Since 2001 Microsoft researcher Gordon Bell has been compulsively tracking every bit of personal data that he generates in his daily life, in the interest of finding out just how much digital storage it would take to contain it.
Bell, who works at the Microsoft Silicon Valley Research Group and is calling his project MyLifeBits, has stated that “The problem isn't putting it all in. The problem is getting it out. When I started, I couldn't find anything!” Currently Bell has been able to track all the web sites that he’s visited (221,173), photos he’s taken (56,282), emails he’s sent and received (156,041), documents written and read (18,883), phone conversations had (2,000), photos snapped by a SenseCam hanging around his neck (66,000), songs he’s listened to (7,139), and videos taken by him (2,164).

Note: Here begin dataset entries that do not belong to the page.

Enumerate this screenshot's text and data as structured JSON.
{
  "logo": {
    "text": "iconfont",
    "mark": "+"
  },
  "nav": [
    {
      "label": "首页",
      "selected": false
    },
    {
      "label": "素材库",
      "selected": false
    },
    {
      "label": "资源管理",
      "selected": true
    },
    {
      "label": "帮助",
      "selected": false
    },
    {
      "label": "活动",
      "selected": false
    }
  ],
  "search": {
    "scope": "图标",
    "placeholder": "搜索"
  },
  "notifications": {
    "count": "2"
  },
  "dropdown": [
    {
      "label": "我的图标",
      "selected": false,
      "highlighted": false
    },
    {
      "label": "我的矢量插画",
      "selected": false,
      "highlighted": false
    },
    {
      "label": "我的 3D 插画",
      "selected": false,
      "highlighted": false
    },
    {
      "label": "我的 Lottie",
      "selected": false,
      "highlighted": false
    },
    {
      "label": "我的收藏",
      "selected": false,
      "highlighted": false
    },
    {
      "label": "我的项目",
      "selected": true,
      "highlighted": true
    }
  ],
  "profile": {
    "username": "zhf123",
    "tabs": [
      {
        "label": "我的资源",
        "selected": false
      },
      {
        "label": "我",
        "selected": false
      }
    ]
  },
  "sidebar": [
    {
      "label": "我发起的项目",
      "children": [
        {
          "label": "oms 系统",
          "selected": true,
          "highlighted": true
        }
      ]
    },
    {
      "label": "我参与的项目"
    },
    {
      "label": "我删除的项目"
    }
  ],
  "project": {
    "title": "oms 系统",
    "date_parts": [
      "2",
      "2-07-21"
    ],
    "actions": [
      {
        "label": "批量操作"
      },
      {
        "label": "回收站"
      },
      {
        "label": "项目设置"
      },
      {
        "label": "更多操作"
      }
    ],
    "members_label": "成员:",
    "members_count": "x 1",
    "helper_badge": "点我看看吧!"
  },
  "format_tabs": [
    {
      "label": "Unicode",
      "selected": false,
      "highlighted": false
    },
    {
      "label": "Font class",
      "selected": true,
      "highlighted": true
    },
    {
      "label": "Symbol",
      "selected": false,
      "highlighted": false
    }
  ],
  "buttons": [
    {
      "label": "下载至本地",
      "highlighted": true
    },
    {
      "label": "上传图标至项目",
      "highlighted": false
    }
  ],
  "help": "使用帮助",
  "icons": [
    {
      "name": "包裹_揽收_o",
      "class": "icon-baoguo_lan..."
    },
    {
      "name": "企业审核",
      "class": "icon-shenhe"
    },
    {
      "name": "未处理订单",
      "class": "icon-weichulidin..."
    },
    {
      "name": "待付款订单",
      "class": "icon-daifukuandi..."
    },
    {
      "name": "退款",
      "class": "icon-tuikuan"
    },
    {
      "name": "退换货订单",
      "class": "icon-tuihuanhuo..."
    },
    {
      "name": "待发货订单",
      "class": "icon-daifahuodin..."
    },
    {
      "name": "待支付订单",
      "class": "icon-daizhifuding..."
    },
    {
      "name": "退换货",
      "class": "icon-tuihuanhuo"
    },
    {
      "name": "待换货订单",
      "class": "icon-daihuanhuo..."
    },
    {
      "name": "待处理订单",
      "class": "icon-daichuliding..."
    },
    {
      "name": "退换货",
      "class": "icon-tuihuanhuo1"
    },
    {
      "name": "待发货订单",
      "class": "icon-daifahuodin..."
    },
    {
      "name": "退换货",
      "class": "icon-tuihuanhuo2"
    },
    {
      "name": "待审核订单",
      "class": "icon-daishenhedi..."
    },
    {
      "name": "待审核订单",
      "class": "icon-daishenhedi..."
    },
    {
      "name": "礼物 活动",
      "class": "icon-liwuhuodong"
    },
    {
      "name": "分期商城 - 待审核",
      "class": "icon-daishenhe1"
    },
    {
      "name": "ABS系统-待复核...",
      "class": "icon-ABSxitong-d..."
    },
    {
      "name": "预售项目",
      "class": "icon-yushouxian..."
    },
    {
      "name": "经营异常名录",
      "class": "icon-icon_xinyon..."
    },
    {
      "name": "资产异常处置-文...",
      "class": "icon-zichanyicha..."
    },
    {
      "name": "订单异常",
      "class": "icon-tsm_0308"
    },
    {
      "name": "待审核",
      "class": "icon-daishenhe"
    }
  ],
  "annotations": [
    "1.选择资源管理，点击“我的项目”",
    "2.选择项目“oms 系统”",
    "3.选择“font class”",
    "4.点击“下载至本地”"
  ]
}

In order to collect all this information he users a desktop scanner, a digicam, a heart rate monitor, voice recorder, GPS logger, pedometer, smartphone and an e-reader.
He does suspect that there’s some need to forget though. Being able to wipe clean difficult memories of the past could be some evolutionary trick. “If you think you should forget, you should,” states Bell. “But for God's sake, keep all the papers you've written and the photos you take. Sometime down the road you might be looking for something and you won't even give yourself the chance of finding it.”